Throughout this period Simon painted the world around him. Traveling extensively to the East, he trekked with his paints through the foothills of the Himalayas, toured the Mediterranean and spent many weeks painting the mountains of the English Lake District where he and Joanna later made their family home for many years.

However, as each year passed a deeper creative current seemed to pull at the artist. Once again it seemed that what had happened during his teens in the spiritual realm was now touching him in the creative realm; a sense of something more, of something waiting to be touched and expressed beyond the world of visible realities. He was moving away from painting the outward things, his canvases began to be expressions of the inner world, the world of the heart and of the spirit where the real life of mankind is felt and lived.

Though he had gained early recognition for his finely worked etchings and watercolours, his work took an explosive new direction in the early 1990′s with vibrant colours and bold, expressive compositions. It was this new ability to work with colour that was to bring him widespread international acclaim and produce the signature look that was to make his work instantly recognizable. Like a butterfly emerging from its chrysalis, the rich and vibrant style for which he has since become world famous began to find expression, to find a voice.

It was not until his major one-man show at Harrods in London where seventy-six of his paintings were exhibited together, that the effect of this new work came home to him.

I remember walking around the show listening to what people were saying. I began for the first time to understand what my paintings had become. The people were telling me! People were being transported, the colors and imagery were becoming a means of conveying the viewer into another world, the miracle was happening. People were being hit right in their emotional center.”

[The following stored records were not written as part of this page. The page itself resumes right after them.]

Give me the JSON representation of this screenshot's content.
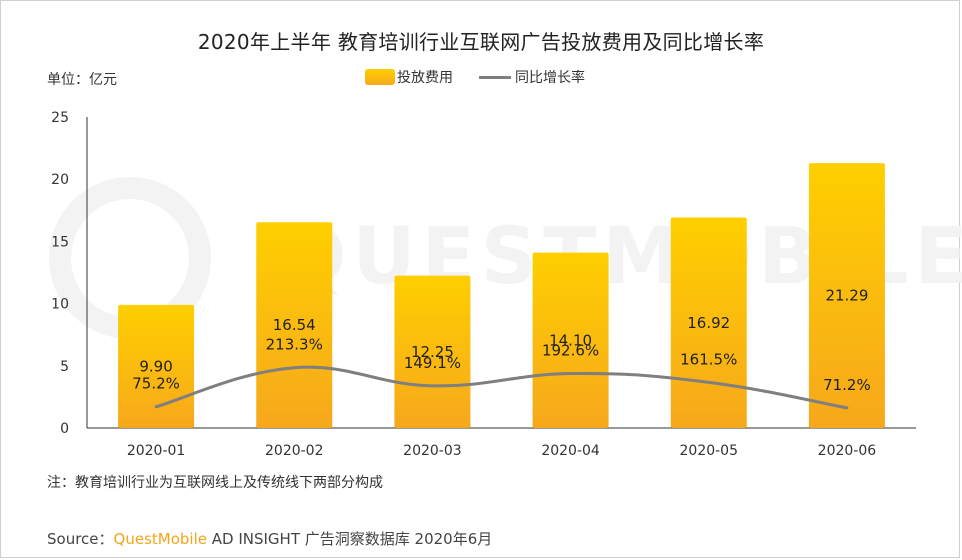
{
  "title": "2020年上半年 教育培训行业互联网广告投放费用及同比增长率",
  "unit_label": "单位：亿元",
  "legend": {
    "bar": "投放费用",
    "line": "同比增长率"
  },
  "note": "注：教育培训行业为互联网线上及传统线下两部分构成",
  "source": {
    "prefix": "Source：",
    "brand": "QuestMobile",
    "suffix": " AD INSIGHT 广告洞察数据库 2020年6月"
  },
  "watermark": "QUESTMOBILE",
  "colors": {
    "bar_top": "#ffcf00",
    "bar_bottom": "#f6a81c",
    "line": "#7f7f7f",
    "brand": "#f3a51b"
  },
  "chart_data": {
    "type": "bar",
    "categories": [
      "2020-01",
      "2020-02",
      "2020-03",
      "2020-04",
      "2020-05",
      "2020-06"
    ],
    "series": [
      {
        "name": "投放费用",
        "type": "bar",
        "values": [
          9.9,
          16.54,
          12.25,
          14.1,
          16.92,
          21.29
        ]
      },
      {
        "name": "同比增长率",
        "type": "line",
        "values": [
          75.2,
          213.3,
          149.1,
          192.6,
          161.5,
          71.2
        ],
        "unit": "%"
      }
    ],
    "bar_labels": [
      "9.90",
      "16.54",
      "12.25",
      "14.10",
      "16.92",
      "21.29"
    ],
    "line_labels": [
      "75.2%",
      "213.3%",
      "149.1%",
      "192.6%",
      "161.5%",
      "71.2%"
    ],
    "ylim": [
      0,
      25
    ],
    "yticks": [
      "0",
      "5",
      "10",
      "15",
      "20",
      "25"
    ],
    "legend_position": "top-center",
    "grid": false
  }
}
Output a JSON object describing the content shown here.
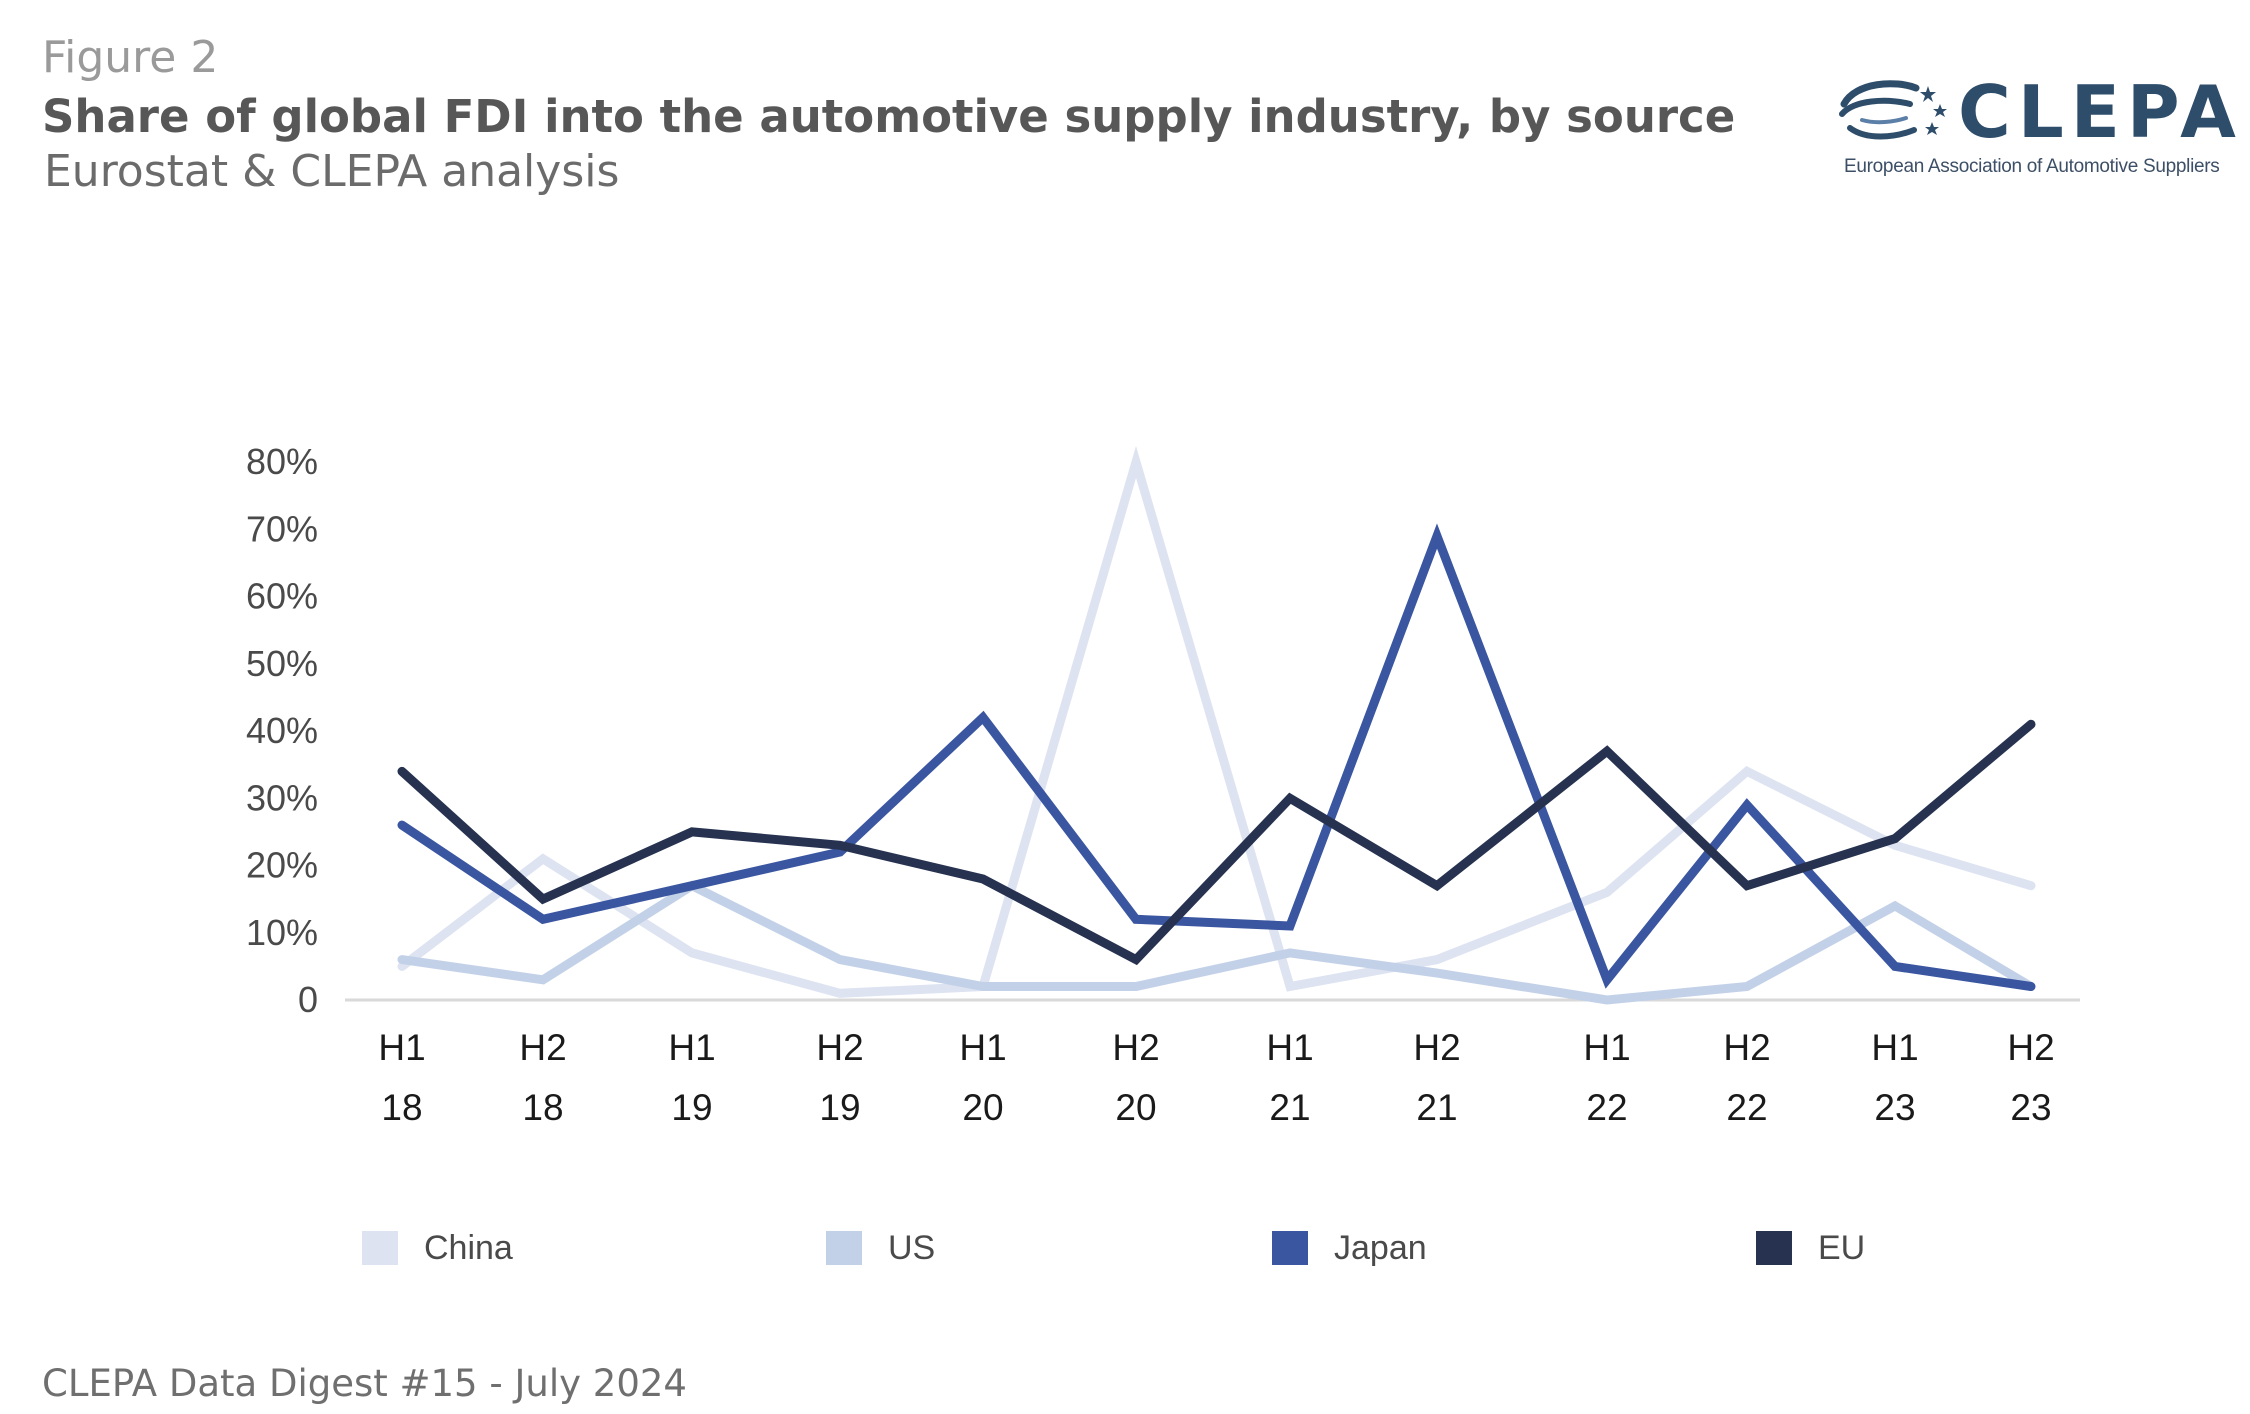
{
  "header": {
    "figure_label": "Figure 2",
    "title": "Share of global FDI into the automotive supply industry, by source",
    "subtitle": "Eurostat & CLEPA analysis"
  },
  "logo": {
    "wordmark": "CLEPA",
    "tagline": "European Association of Automotive Suppliers"
  },
  "footer": {
    "text": "CLEPA Data Digest #15 - July 2024"
  },
  "chart_data": {
    "type": "line",
    "categories": [
      [
        "H1",
        "18"
      ],
      [
        "H2",
        "18"
      ],
      [
        "H1",
        "19"
      ],
      [
        "H2",
        "19"
      ],
      [
        "H1",
        "20"
      ],
      [
        "H2",
        "20"
      ],
      [
        "H1",
        "21"
      ],
      [
        "H2",
        "21"
      ],
      [
        "H1",
        "22"
      ],
      [
        "H2",
        "22"
      ],
      [
        "H1",
        "23"
      ],
      [
        "H2",
        "23"
      ]
    ],
    "y_ticks": [
      "0",
      "10%",
      "20%",
      "30%",
      "40%",
      "50%",
      "60%",
      "70%",
      "80%"
    ],
    "ylim": [
      0,
      80
    ],
    "grid": false,
    "legend_position": "bottom",
    "series": [
      {
        "name": "China",
        "color": "#dde3f1",
        "values": [
          5,
          21,
          7,
          1,
          2,
          80,
          2,
          6,
          16,
          34,
          23,
          17
        ]
      },
      {
        "name": "US",
        "color": "#c3d1e8",
        "values": [
          6,
          3,
          17,
          6,
          2,
          2,
          7,
          4,
          0,
          2,
          14,
          2
        ]
      },
      {
        "name": "Japan",
        "color": "#3b56a0",
        "values": [
          26,
          12,
          17,
          22,
          42,
          12,
          11,
          69,
          3,
          29,
          5,
          2
        ]
      },
      {
        "name": "EU",
        "color": "#26324f",
        "values": [
          34,
          15,
          25,
          23,
          18,
          6,
          30,
          17,
          37,
          17,
          24,
          41
        ]
      }
    ]
  }
}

This success has led to many accolades. He was the first to win the Fine Art Trade Guild Artist Print Award in 2000 (as the top-selling print artist in England), and in 2002 he was named the official artist for the Salt Lake City Winter Olympics.

In 2003 and 2004 he became the first British artist to win the prestigious U.S. National Association of Limited Edition Dealers Print of the Year award, first for “The journey Never Ends”, and the following year for “Bird of Paradise”. During his career, his work has been introduced by Randy Jackson of American Idol, unveiled in New York by Donald Trump, and featured on ABC Television’s Extreme Makeover Home Edition as well as MTV Cribs and ShopNBC.

in 2007 he was commissioned by the Muhammad Ali Center in Louisville Kentucky to paint a series of portraits to document the story of World Champion boxer Muhammad Ali. In 2009 Muhammad and Lonnie Ali commissioned him to paint three joint portraits of Muhammad Ali and Barak Obama which were to be the Ali’s inauguration gift to the new President. Two of these were unveiled at the Kentucky Bluegrass Ball by actress Ashley Judd, on the eve of the inauguration of President Barak Obama in Washington DC. A permanent exhibit of Simon’s Ali works is on display at the Muhammad Ali Center in Louiseville KY.

In 2012 Simon followed up on his sporting series by creating a dramatic portrait of Olympic 10,000 meter gold medalist Mo Farah for the Mo Farah Foundation.

His work is in many presidential, royal and celebrity collections as well as government, state and museums collections, around the world.

In early 2005 he was diagnosed and successfully treated for colon cancer and has used his talent to support various causes, including work with the American Cancer Society, the Ventana Wilderness Society, and Ronald McDonald House Charities, the Preston Robert Tisch Brain Tumor Center and the Mo Farah Foundation among many others.

Increasing interest in his work among American collectors led him to California in 2003, where he now lives and paints from his studio in the beautiful Monterey Bay area.